JM: I try to go ways that I haven't gone before. It can be really small details: I use a technique that I've used before, but with a different material. The expertise I've acquired only applies to one material or technique, meaning I can just replace the known material or technique with something unknown. 

iF: Your work "Stena" addresses the alienation of people from nature. You describe the work as allowing people to bring a part of nature home. What role does sustainability play in your practice? 

JM: Sustainability is very important to me. It shows in my choice of materials. For example, I work a lot with ceramics, which is a material where nothing is wasted. The pieces that are not fired can always be recycled by dissolving them in water. After that, they can be reused. 

Glazes are a problem for the recycling process.

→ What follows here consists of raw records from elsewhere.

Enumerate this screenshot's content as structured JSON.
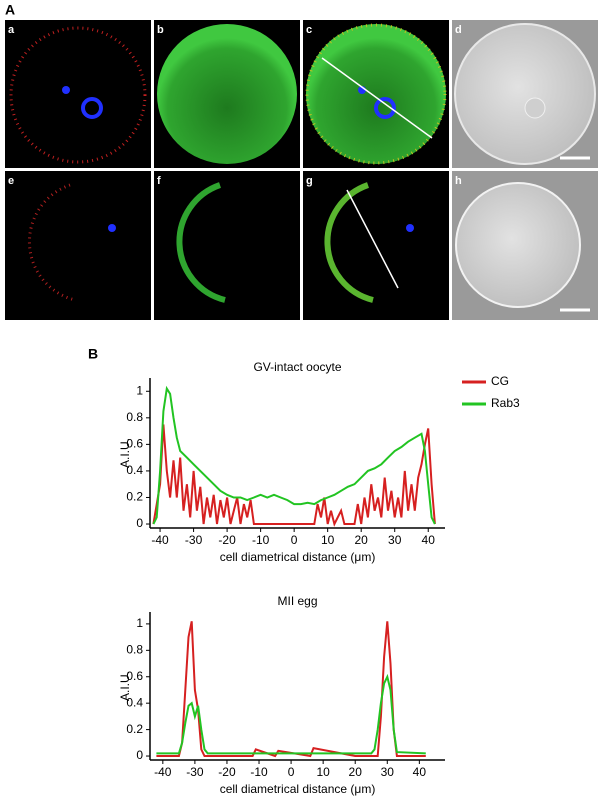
{
  "figure_labels": [
    "A",
    "B"
  ],
  "panel_labels": [
    "a",
    "b",
    "c",
    "d",
    "e",
    "f",
    "g",
    "h"
  ],
  "chart_data": [
    {
      "type": "line",
      "title": "GV-intact oocyte",
      "xlabel": "cell diametrical distance (μm)",
      "ylabel": "A.I.U.",
      "xlim": [
        -43,
        45
      ],
      "ylim": [
        -0.03,
        1.1
      ],
      "xticks": [
        -40,
        -30,
        -20,
        -10,
        0,
        10,
        20,
        30,
        40
      ],
      "yticks": [
        0,
        0.2,
        0.4,
        0.6,
        0.8,
        1
      ],
      "legend": "upper right",
      "series": [
        {
          "name": "CG",
          "color": "#d62020",
          "x": [
            -42,
            -40,
            -39,
            -38,
            -37,
            -36,
            -35,
            -34,
            -33,
            -32,
            -31,
            -30,
            -29,
            -28,
            -27,
            -26,
            -25,
            -24,
            -23,
            -22,
            -21,
            -20,
            -19,
            -18,
            -17,
            -16,
            -15,
            -14,
            -13,
            -12,
            -10,
            -8,
            0,
            6,
            7,
            8,
            9,
            10,
            11,
            12,
            14,
            15,
            18,
            19,
            20,
            21,
            22,
            23,
            24,
            25,
            26,
            27,
            28,
            29,
            30,
            31,
            32,
            33,
            34,
            35,
            36,
            37,
            38,
            39,
            40,
            41,
            42
          ],
          "values": [
            0,
            0.3,
            0.75,
            0.4,
            0.2,
            0.48,
            0.2,
            0.5,
            0.1,
            0.3,
            0.05,
            0.4,
            0.1,
            0.28,
            0,
            0.2,
            0.05,
            0.22,
            0,
            0.18,
            0.05,
            0.2,
            0,
            0.1,
            0.2,
            0,
            0.15,
            0.05,
            0.18,
            0,
            0,
            0,
            0,
            0,
            0.15,
            0.05,
            0.2,
            0,
            0.1,
            0,
            0.1,
            0,
            0,
            0.15,
            0,
            0.2,
            0.05,
            0.3,
            0.1,
            0.2,
            0.05,
            0.35,
            0.1,
            0.25,
            0.05,
            0.2,
            0.05,
            0.4,
            0.1,
            0.3,
            0.1,
            0.35,
            0.45,
            0.6,
            0.72,
            0.3,
            0
          ]
        },
        {
          "name": "Rab3",
          "color": "#22c422",
          "x": [
            -42,
            -41,
            -40,
            -39,
            -38,
            -37,
            -36,
            -35,
            -34,
            -32,
            -30,
            -28,
            -26,
            -24,
            -22,
            -20,
            -18,
            -16,
            -14,
            -12,
            -10,
            -8,
            -6,
            -4,
            -2,
            0,
            2,
            4,
            6,
            8,
            10,
            12,
            14,
            16,
            18,
            20,
            22,
            24,
            26,
            28,
            30,
            32,
            34,
            36,
            38,
            39,
            40,
            41,
            42
          ],
          "values": [
            0,
            0.05,
            0.4,
            0.85,
            1.02,
            0.98,
            0.8,
            0.65,
            0.55,
            0.5,
            0.45,
            0.4,
            0.35,
            0.3,
            0.25,
            0.22,
            0.2,
            0.2,
            0.18,
            0.2,
            0.22,
            0.2,
            0.22,
            0.2,
            0.18,
            0.15,
            0.15,
            0.16,
            0.15,
            0.18,
            0.2,
            0.22,
            0.25,
            0.28,
            0.3,
            0.35,
            0.4,
            0.42,
            0.45,
            0.5,
            0.55,
            0.58,
            0.62,
            0.65,
            0.68,
            0.55,
            0.3,
            0.05,
            0
          ]
        }
      ]
    },
    {
      "type": "line",
      "title": "MII egg",
      "xlabel": "cell diametrical distance (μm)",
      "ylabel": "A.I.U.",
      "xlim": [
        -44,
        48
      ],
      "ylim": [
        -0.03,
        1.09
      ],
      "xticks": [
        -40,
        -30,
        -20,
        -10,
        0,
        10,
        20,
        30,
        40
      ],
      "yticks": [
        0,
        0.2,
        0.4,
        0.6,
        0.8,
        1
      ],
      "series": [
        {
          "name": "CG",
          "color": "#d62020",
          "x": [
            -42,
            -35,
            -34,
            -33,
            -32,
            -31,
            -30,
            -29,
            -28,
            -27,
            -20,
            -12,
            -11,
            -5,
            -4,
            6,
            7,
            20,
            27,
            28,
            29,
            30,
            31,
            32,
            33,
            42
          ],
          "values": [
            0,
            0,
            0.1,
            0.5,
            0.9,
            1.02,
            0.5,
            0.35,
            0.05,
            0,
            0,
            0,
            0.05,
            0,
            0.04,
            0,
            0.06,
            0,
            0,
            0.3,
            0.75,
            1.02,
            0.7,
            0.2,
            0,
            0
          ]
        },
        {
          "name": "Rab3",
          "color": "#22c422",
          "x": [
            -42,
            -35,
            -34,
            -33,
            -32,
            -31,
            -30,
            -29,
            -28,
            -27,
            -26,
            -20,
            0,
            20,
            25,
            26,
            27,
            28,
            29,
            30,
            31,
            32,
            33,
            42
          ],
          "values": [
            0.02,
            0.02,
            0.1,
            0.25,
            0.38,
            0.4,
            0.3,
            0.38,
            0.2,
            0.05,
            0.02,
            0.02,
            0.02,
            0.02,
            0.02,
            0.05,
            0.2,
            0.4,
            0.55,
            0.6,
            0.5,
            0.2,
            0.03,
            0.02
          ]
        }
      ]
    }
  ]
}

For this reason, I rarely work with glazes, so even the finished piece can be reused. Working with glass and stone, like with "Stena", I wanted to use basic materials. The stone remains in its natural state, and the glass is just melted sand, which can be recycled again without losing the material properties. My works are a mixture of art and design objects. I am often not interested in producing a mass product but consciously choose small editions and unique pieces.

AWitF (A Walk in the Forest) | Stena

iF Design - iF Magazine: Interview with Juliana Maurer - AWitF (A Walk in the Forest)

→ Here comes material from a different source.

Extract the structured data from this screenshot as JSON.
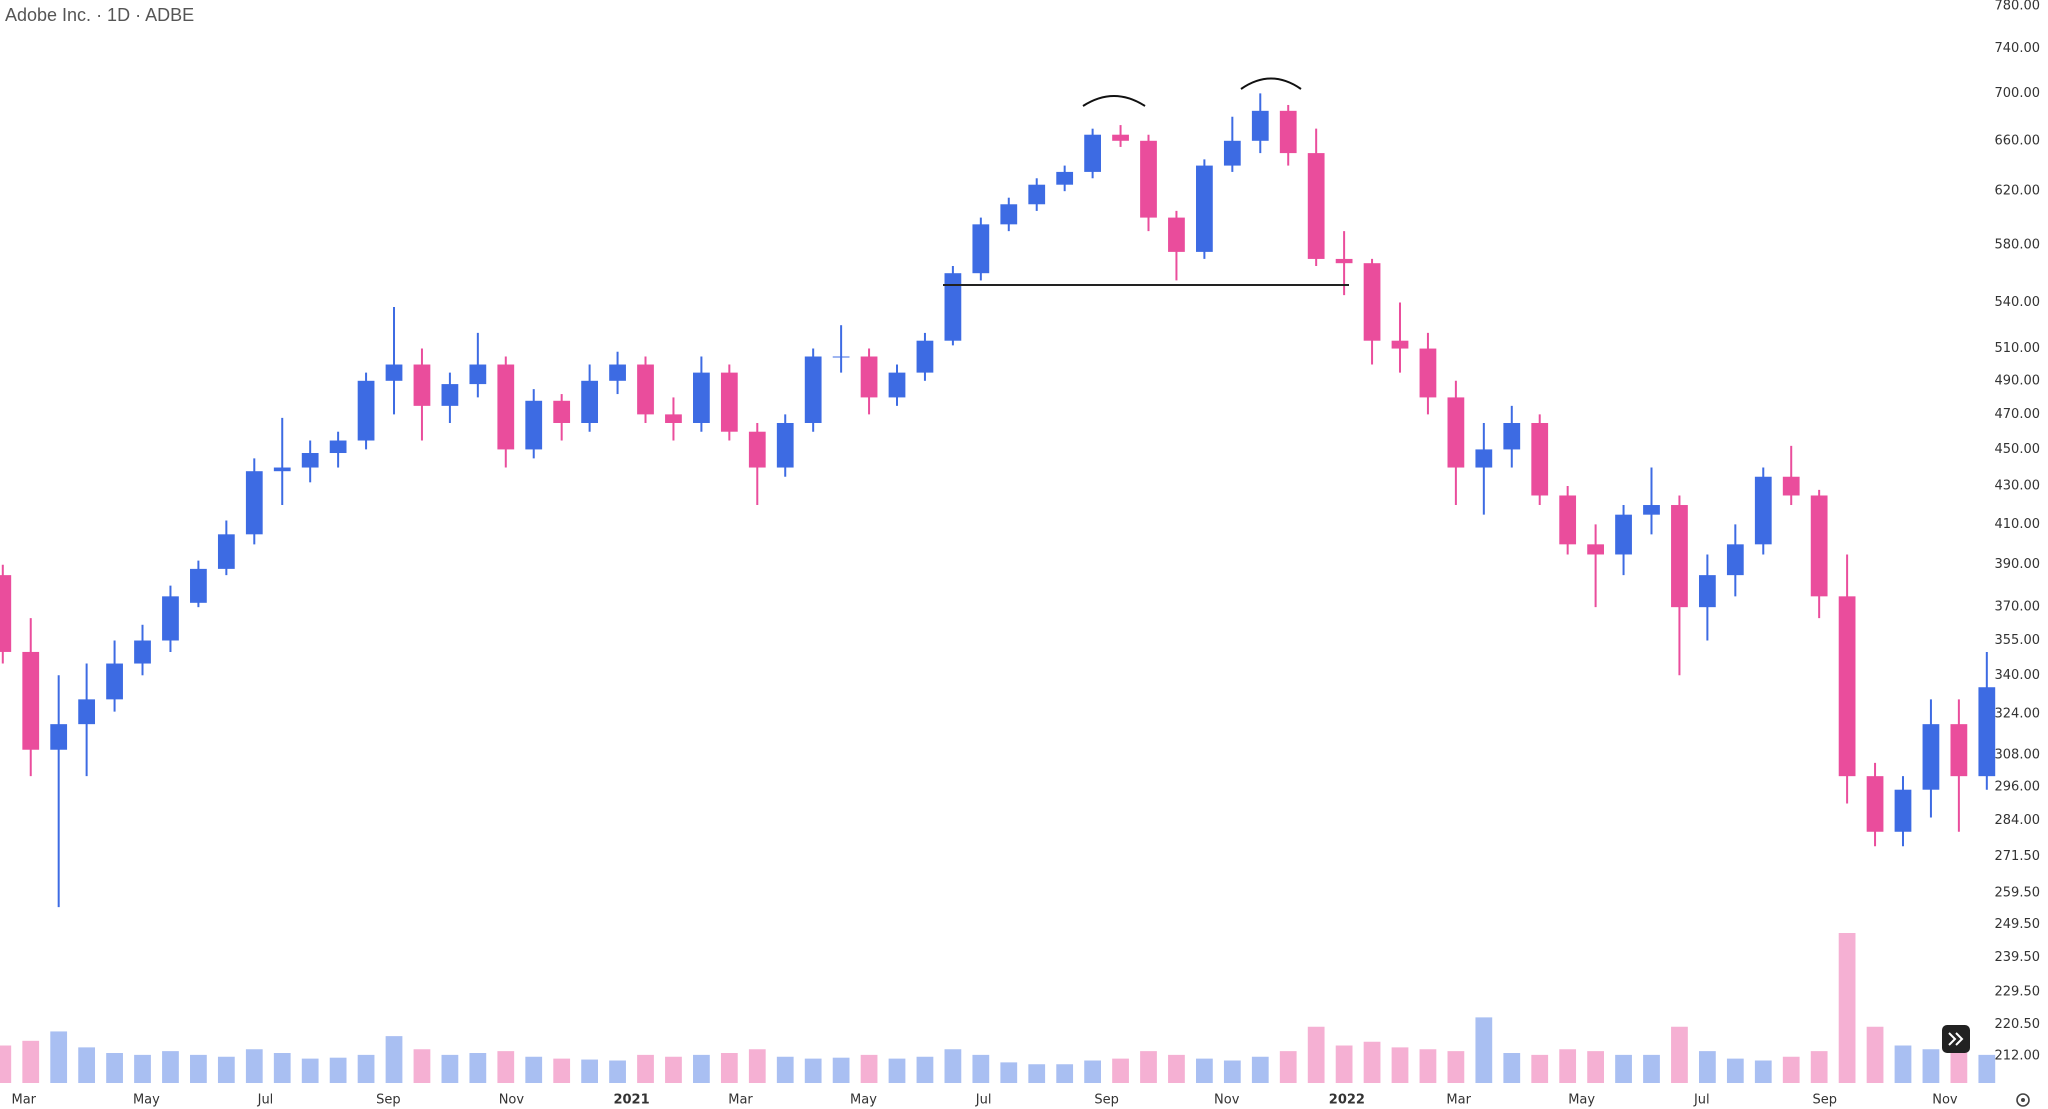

AWitF (A Walk in the Forest)

2022

A Walk in the Forest is a series of ceramic sculptures which can be used as vases. Every piece is handmade and unique.

iF Design - iF Magazine - Interview with Juliana Maurer - Stena: hand-blown glass carafe on natural soapstone

Stena

2019

Stena is a hand-blown glass carafe which makes use of the thermal function of natural soapstone. Every piece is handmade and unique.

iF: What trends are you observing in the field of innovative materials? How will this develop in the future?

JM: More and more attention is being paid to alternative materials, such as mycelium, and how they can be used in mass production. We need materials that are easily manufactured, conserve resources and work at scale. Also, the responsibility for materials will lie much more with designers in terms of making sustainable choices. When we look at conventional industrial or product design, we have to ask ourselves: are the products made in such a way that they can be easily repaired? 

I think these questions will become more and more important and the responsibility can't lie solely with the consumer, but mainly with the people who make and develop the products. Meaning designers and manufacturers.